“Oh, but,” said mother, “you won’t have to complain of that any more. Two, at least, are quite young,—sisters evidently, both very pretty, the younger one especially—she doesn’t look much older than you, Regina—an elderly father, and another man, about thirty I should say, the brother, or possibly the husband, of the elder girl. I had only a glimpse of them at first, but since then I have been watching them from the window. They have been strolling all over the place, peering in at all the little shops in the square, so delighted with the novelty of everything evidently, as if they had never been abroad before. The one that took my fancy so specially was the younger one. I never saw a sweeter face!”
“We must find out who they are,” I said; “but you know, mamma, I never care much about making friends with other girls; I understand boys so much better.”
“And they’re so much nicer,” added Moore; “girls are so—so affected and stuck-up, except, of course, Reggie.”
We laughed.
“What do you know about them?” I said. “Less even than I!”
“I know what the fellows at school say about their sisters. Of course they are very fond of them—lots of them, at least—and some of them are very jolly about games and things like that. But they do sit upon their brothers all the same. Lots do!”
“Perhaps it is not a very bad thing for the brothers sometimes,” said mother. “I often wish you had had a sister, Regina, or failing that, a few really nice girl friends. Even one would be a great advantage to you.”

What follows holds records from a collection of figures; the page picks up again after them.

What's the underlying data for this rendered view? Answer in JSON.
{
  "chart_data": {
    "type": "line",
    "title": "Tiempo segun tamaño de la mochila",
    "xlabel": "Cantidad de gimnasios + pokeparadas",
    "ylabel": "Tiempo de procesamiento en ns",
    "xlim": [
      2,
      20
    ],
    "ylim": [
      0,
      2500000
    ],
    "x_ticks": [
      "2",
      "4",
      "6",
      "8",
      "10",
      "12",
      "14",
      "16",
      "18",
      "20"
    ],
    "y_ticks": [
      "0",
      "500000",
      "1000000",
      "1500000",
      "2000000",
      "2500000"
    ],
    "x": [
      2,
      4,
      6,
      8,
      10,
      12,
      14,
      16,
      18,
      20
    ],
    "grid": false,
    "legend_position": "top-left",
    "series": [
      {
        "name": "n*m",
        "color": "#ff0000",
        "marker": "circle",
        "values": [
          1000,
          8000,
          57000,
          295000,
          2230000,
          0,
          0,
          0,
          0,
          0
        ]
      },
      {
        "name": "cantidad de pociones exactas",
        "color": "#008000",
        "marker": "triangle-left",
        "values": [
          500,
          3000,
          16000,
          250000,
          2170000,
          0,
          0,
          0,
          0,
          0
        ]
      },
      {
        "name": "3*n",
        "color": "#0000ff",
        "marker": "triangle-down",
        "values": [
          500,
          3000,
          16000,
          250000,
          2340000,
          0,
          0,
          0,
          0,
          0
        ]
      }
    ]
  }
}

I felt just a little nettled. Dear mother sometimes took up an idea too enthusiastically, and I did not in those days perhaps sufficiently appreciate the steady good judgment underlying her apparent impulsiveness.
“Oh, mamma,” I said, “things are all right as they are. I don’t want a sister, and I never have wanted one. And if we make friends with these people who have struck you so, please let it be in a general way. I don’t want any girl friend?”
“You are certainly very premature?” said mother, smiling. “Probably enough they are only here for a night on their way somewhere else; and even if they were staying here, it by no means follows that we should become acquainted at all, though I own to being unusually attracted by their faces and general look. There was something pretty about the whole group.”